In 2020, Maricopa County illustrated the success and strength of the model with a 20 percent increase in approved building permits while the number of new developments lagged throughout the rest of the United States.

As local governments in Montana grapple with the housing affordability crisis, officials should consider implementing innovative reforms like Phoenix’s 24-Hour City.

For Liberty,

Kendall Cotton

. . .

Spend Less

  1. Missoula City Council member Gwen Jones recently wrote an opinion column defending Missoula’s use of debt to finance city investments:

“The City of Missoula’s debt increased from $49.8 million in 2006 to $216.4 million at the end of fiscal year 2020.”

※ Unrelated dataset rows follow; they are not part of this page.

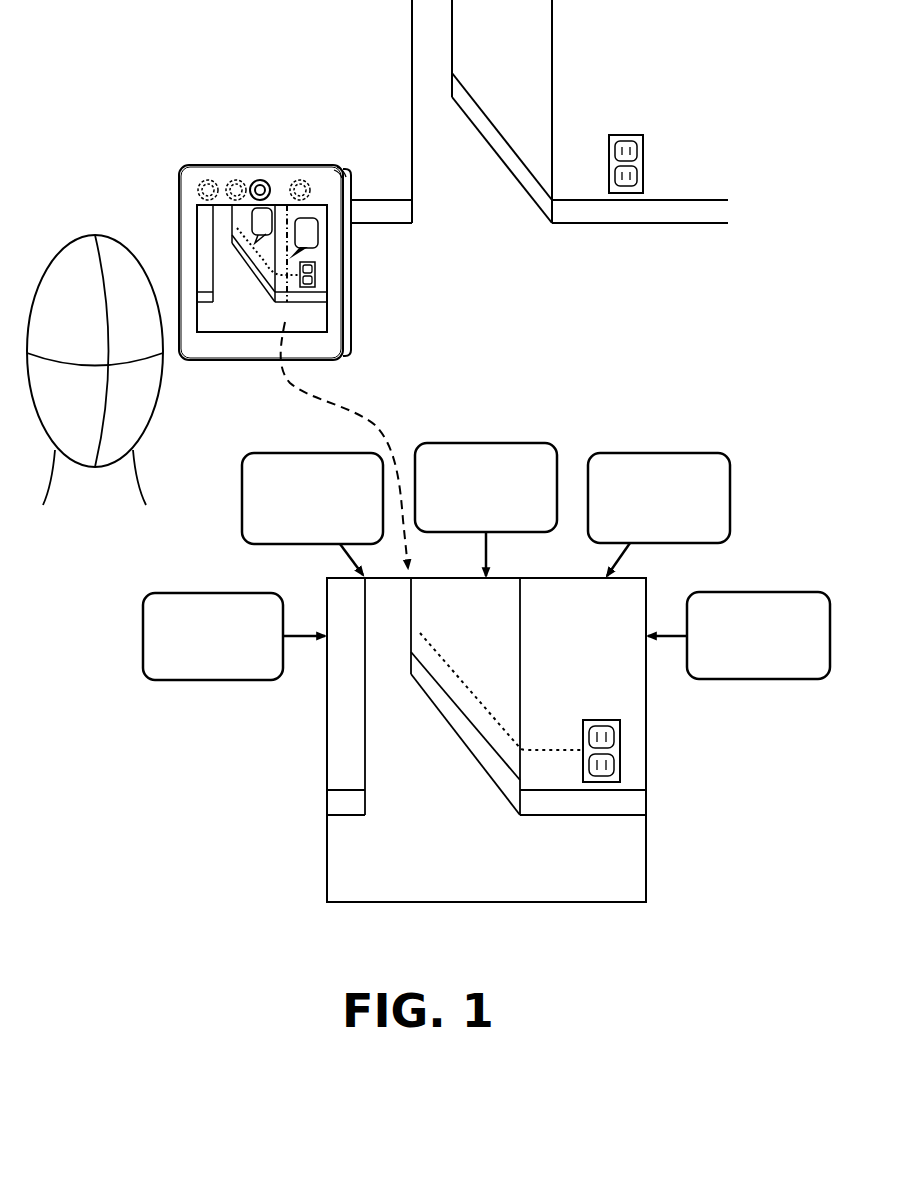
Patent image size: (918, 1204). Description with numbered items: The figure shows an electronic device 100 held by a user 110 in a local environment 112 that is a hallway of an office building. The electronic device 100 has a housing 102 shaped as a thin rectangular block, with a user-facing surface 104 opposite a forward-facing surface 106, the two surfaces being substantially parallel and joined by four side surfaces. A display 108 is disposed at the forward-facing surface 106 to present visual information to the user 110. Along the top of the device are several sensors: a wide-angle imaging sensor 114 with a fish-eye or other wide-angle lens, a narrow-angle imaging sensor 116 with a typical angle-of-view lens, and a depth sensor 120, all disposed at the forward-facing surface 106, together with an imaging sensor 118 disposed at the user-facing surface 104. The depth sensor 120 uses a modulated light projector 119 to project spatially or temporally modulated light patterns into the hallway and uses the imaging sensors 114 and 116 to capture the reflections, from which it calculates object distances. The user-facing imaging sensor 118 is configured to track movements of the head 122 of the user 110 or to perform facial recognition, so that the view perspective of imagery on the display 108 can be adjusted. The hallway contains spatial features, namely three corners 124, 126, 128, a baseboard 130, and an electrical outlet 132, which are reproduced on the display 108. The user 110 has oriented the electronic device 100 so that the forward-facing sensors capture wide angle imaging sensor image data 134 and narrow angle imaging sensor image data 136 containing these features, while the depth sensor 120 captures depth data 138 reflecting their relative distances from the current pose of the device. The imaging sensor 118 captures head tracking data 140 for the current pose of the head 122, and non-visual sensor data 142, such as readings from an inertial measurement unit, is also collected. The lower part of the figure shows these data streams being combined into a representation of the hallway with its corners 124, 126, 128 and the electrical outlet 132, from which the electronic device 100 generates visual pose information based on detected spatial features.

The electronic device 100 is at (176, 233).
The housing 102 is at (351, 281).
The surface 104 is at (236, 351).
The surface 106 is at (360, 341).
The display 108 is at (322, 328).
The user 110 is at (88, 508).
The local environment 112 is at (512, 243).
The wide-angle imaging sensor 114 is at (202, 183).
The narrow-angle imaging sensor 116 is at (306, 182).
The imaging sensor 118 is at (268, 182).
The modulated light projector 119 is at (242, 182).
The depth sensor 120 is at (221, 176).
The head 122 is at (60, 250).
The corner 124 is at (412, 186).
The corner 126 is at (552, 74).
The corner 128 is at (452, 43).
The baseboard 130 is at (530, 183).
The electrical outlet 132 is at (643, 160).
The wide angle imaging sensor image data 134 is at (204, 593).
The narrow angle imaging sensor image data 136 is at (310, 453).
The depth data 138 is at (487, 443).
The head tracking data 140 is at (657, 453).
The non-visual sensor data 142 is at (764, 592).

Jones took issue with claims that debt represented government spending which drives up property taxes, asserting that most of the city’s debt is financed by utility fees.

Our Take:

City officials can equivocate all they want about whether debt is financed by “property taxes” or by utility fees, but at the end of the day there are no free lunches in government. New government spending eventually must be paid for by the taxpayer, whether in the form of higher taxes, fees or something else. Prudent budgeting would mean placing firm limits on the growth of new government spending, keeping growth within the bounds of economic growth.

Telehealth Freedom

  1. Congressman Matt Rosendale introduced legislation that would lock in pandemic-related regulatory flexibilities for Medicare beneficiaries to continue receiving behavioral and mental health services via telehealth. The bill would allow Medicare beneficiaries to continue using traditional telephones to talk to their providers, among other reforms.

Our Take:

This is an important reform from Congressman Rosendale to preserve healthcare access. Thousands of Montana seniors who used their audio-only telephones to speak with their mental health providers during the pandemic risk losing that access once federal regulatory flexibilities end.

Timber Lawsuits

  1. Senator Steve Daines criticized radical environmentalist groups after recent news that lawsuits have been filed to stop planned forest restoration projects near Red Lodge.

wildfires tweet

Our Take:

Senator Daines is spot on. Research is clear: Proactive forest restoration – including logging and selective timber harvests – helps mitigate unnaturally severe wildfires. Unfortunately, active restoration management is often held up by lawsuits.